"Perplexidade no rosto do comandante americano no Iraque"
8 de abril de 2004Os Estados Unidos subestimaram as dificuldades de uma guerra no Iraque. Após vencer rapidamente a luta contra Saddam Hussein, eles se deparam com uma nova tarefa, muito mais difícil, senão impossível.
O cientista político e especialista em conflitos da Universidade de Bonn, Christian Hacke, entrevistado pela rádio Deutschlandfunk, parte do princípio que ninguém estava preparado para esta guerra contra o povo iraquiano.
Naturalmente, só resta a perplexidade, e ela está "estampada no rosto" do comandante supremo e chefe da administração norte-americana, Paul Bremer. "Basta observar as fotos recentes", sugere Hacke.
A história é a chave
Segundo o especialista, para compreender "que Iraque é este", necessita-se examinar a história dos últimos séculos. Ela mostra que esta nação é uma construção artificial, "forçada à coesão pelos ingleses, após a Primeira Guerra Mundial, colônia sob domínio imperial, liderada por uma dinastia sunita que reprimiu os curdos e xiitas com violência brutal".
Com a queda de Saddam, nenhum desses grupos demonstra intenção ou interesse em reunir-se sob um Estado iraquiano comum, já que nada mais os obriga à cooperação e tolerância. Cada um persegue seus interesses próprios, que são inconciliáveis. "Ou o país é aglutinado à base de violência, seguindo a tradição de Saddam Hussein – e seria terrível se o Ocidente fizesse isto – ou ele explodirá em torno dos americanos."
Hacke explica a metáfora: ele se refere a uma eventual separação entre o Curdistão ao norte, os xiitas no sul e os sunitas no centro do Iraque. A querra civil se anuncia, e a combinação com uma intervenção de fora torna tudo "ainda mais dramático, ainda mais terrível". Por outro lado, o cientista político não acredita que os EUA se retirarão completamente: para Washington, o Iraque é importante como exemplo, inclusive do ponto de vista da política interna norte-americana.
Golpe de misericórdia para Bush?
O principal erro dos americanos foi acreditar que, após a fulminante intervenção militar "tradicional", em 2003, a população do país ocupado iria cooperar, a exemplo dos alemães e dos japoneses após a Segunda Guerra. Aqui, os EUA negligenciaram tanto as diferenças culturais como históricas.
Assim os piores temores da "velha Europa", em especial da Alemanha, se concretizaram: o Iraque tornou-se fonte de uma nova rede de terrorismo internacional – como demonstra o atentado em Madri – que agora ameaça o resto do mundo.

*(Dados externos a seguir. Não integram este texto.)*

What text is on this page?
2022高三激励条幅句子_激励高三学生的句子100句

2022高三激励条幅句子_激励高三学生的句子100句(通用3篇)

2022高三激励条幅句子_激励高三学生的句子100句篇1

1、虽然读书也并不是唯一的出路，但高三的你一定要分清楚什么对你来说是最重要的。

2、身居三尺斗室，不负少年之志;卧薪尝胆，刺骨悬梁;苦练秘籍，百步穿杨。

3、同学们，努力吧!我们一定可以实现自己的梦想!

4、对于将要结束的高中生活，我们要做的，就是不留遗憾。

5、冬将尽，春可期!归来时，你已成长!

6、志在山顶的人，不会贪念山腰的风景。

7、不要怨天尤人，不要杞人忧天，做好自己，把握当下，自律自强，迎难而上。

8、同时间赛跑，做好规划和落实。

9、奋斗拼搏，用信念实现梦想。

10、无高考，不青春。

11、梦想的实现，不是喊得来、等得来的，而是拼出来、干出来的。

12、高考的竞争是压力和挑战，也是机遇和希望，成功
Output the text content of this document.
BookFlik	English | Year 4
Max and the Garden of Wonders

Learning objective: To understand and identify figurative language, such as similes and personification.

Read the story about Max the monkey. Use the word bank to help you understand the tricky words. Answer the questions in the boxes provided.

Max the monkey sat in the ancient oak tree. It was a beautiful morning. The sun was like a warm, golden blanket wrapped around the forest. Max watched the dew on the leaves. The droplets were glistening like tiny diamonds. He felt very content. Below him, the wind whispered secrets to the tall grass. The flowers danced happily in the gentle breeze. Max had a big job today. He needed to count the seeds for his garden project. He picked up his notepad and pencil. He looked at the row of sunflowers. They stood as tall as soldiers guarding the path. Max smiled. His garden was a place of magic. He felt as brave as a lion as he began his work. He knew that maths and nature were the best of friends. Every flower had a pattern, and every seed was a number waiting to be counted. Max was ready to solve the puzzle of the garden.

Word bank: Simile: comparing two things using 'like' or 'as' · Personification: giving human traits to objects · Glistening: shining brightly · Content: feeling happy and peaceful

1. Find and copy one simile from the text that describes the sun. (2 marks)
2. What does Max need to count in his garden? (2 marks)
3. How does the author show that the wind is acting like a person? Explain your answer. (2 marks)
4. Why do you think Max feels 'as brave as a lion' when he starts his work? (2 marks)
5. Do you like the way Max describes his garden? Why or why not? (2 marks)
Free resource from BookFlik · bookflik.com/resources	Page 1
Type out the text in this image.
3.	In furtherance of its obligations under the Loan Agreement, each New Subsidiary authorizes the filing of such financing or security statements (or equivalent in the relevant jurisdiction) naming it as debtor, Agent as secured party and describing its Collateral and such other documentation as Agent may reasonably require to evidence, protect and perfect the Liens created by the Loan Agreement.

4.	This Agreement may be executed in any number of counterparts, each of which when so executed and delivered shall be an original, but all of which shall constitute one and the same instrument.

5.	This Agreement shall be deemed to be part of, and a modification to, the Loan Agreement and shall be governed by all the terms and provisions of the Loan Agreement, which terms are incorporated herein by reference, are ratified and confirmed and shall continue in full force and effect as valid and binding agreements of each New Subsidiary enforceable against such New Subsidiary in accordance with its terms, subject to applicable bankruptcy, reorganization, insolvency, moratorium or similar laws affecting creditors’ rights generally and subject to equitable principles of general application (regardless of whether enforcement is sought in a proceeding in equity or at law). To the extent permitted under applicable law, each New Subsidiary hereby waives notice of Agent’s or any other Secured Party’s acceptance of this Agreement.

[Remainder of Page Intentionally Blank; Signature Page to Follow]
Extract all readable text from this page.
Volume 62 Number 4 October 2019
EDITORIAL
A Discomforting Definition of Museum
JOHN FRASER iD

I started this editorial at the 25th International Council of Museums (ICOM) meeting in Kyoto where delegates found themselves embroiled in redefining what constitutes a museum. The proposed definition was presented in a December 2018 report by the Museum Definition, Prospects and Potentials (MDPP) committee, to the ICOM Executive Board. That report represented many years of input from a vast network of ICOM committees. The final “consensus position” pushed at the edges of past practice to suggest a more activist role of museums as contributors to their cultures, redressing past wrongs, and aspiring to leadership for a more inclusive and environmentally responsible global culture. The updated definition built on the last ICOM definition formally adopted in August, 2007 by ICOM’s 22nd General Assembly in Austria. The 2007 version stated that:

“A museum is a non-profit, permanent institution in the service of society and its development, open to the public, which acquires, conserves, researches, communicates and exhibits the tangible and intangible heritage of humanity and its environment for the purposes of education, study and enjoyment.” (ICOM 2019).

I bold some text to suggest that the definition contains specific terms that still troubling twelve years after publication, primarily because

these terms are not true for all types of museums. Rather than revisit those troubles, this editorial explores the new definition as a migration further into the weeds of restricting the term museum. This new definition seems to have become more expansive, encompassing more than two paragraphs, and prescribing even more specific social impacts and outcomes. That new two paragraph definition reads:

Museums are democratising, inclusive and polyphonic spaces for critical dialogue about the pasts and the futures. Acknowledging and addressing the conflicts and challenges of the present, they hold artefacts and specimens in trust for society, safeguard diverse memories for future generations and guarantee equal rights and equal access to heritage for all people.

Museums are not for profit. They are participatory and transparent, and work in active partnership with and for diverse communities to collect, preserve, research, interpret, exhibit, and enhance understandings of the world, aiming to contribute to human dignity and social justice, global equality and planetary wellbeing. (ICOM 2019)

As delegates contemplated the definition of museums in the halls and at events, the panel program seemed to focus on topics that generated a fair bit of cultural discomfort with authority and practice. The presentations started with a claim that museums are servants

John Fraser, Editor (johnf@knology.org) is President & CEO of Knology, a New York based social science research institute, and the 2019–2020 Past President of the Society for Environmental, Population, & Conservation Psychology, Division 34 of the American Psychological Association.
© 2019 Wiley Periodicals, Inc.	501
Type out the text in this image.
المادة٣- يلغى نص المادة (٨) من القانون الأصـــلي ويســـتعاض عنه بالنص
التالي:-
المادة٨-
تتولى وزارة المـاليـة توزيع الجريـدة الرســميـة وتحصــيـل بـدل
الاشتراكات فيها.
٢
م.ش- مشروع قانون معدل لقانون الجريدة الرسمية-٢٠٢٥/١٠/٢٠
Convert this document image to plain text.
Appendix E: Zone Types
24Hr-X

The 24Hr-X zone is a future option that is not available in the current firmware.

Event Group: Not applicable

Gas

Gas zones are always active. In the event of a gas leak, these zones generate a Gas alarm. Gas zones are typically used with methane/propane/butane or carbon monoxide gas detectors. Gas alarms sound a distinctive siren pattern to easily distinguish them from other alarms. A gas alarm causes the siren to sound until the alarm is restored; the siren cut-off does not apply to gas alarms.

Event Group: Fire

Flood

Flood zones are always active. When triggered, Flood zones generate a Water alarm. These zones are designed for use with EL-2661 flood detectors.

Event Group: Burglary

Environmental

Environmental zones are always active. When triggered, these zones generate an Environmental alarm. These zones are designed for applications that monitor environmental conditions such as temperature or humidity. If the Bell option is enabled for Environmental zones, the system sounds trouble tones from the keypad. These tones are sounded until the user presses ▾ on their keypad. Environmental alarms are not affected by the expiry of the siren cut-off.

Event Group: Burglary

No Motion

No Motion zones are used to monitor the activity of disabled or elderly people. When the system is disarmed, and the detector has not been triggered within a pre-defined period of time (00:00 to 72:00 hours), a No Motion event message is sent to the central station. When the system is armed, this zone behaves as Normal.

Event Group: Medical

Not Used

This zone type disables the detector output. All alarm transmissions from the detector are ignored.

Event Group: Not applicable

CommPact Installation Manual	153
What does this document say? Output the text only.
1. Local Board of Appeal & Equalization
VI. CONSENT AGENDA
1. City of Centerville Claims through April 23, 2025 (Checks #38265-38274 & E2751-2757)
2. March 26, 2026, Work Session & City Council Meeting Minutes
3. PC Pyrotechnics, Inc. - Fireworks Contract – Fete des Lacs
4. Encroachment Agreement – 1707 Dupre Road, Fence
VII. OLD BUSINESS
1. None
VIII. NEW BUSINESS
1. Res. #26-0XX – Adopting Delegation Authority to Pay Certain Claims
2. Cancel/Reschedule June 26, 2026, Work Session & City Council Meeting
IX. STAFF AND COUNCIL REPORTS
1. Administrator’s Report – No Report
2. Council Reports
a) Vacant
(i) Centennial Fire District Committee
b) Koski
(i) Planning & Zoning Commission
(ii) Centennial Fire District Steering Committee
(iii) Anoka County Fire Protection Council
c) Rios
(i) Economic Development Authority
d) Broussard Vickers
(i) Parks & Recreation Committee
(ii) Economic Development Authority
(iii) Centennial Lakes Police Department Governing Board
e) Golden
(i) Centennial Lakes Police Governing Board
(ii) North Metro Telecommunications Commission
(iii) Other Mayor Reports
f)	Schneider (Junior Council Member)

Christian Hacke diz que não se espantará se este for o princípio do fim do governo George W. Bush. Afinal, há cerca de dez anos, seu pai perdeu as eleições, apesar de sua política em relação ao Iraque e a condução da guerra, em si, haverem sido "exemplares". "Agora veremos se o povo americano irá tolerar o filho, que declarou esta guerra catastrófica, partindo de premissas catastróficas, com resultados catastróficos."
Entre o mau e o pior
Apesar de tudo, de nada vale os europeus dizerem "os norte-americanos cometeram um erro", já que todos estamos no mesmo barco e os EUA não podem resolver sozinhos um problema de que eles próprios são parte. Nem os ingleses, espanhóis ou italianos.
"O que se deve fazer?", pergunta-se Hacke. "A Otan autocelebra sua ampliação, aqui não há sinal de que alguém se ocupará do problema. Naturalmente qualquer solução dependerá de um mandato da ONU. Ao que tudo indica, não existe uma política européia de segurança e defesa, cuja visão ultrapasse o continente."
O especialista da Universidade de Bonn continua: "Não quero dizer que a UE ou a Otan venham a intervir no Iraque. Mas é preciso que se discuta a questão, como as forças militares e as instituições envolvidas irão reagir a este novo desafio. E, por enquanto, o que presenciamos é perplexidade e choque."
"Ondas de choque nos atingem, vindas de Bagdá, e agora chegou a hora da política. Com olhar objetivo, ela precisa considerar o que se deve fazer." Hacke conclui, com desolação: "No momento, o dilema não é entre certo e errado, mas entre mau e pior".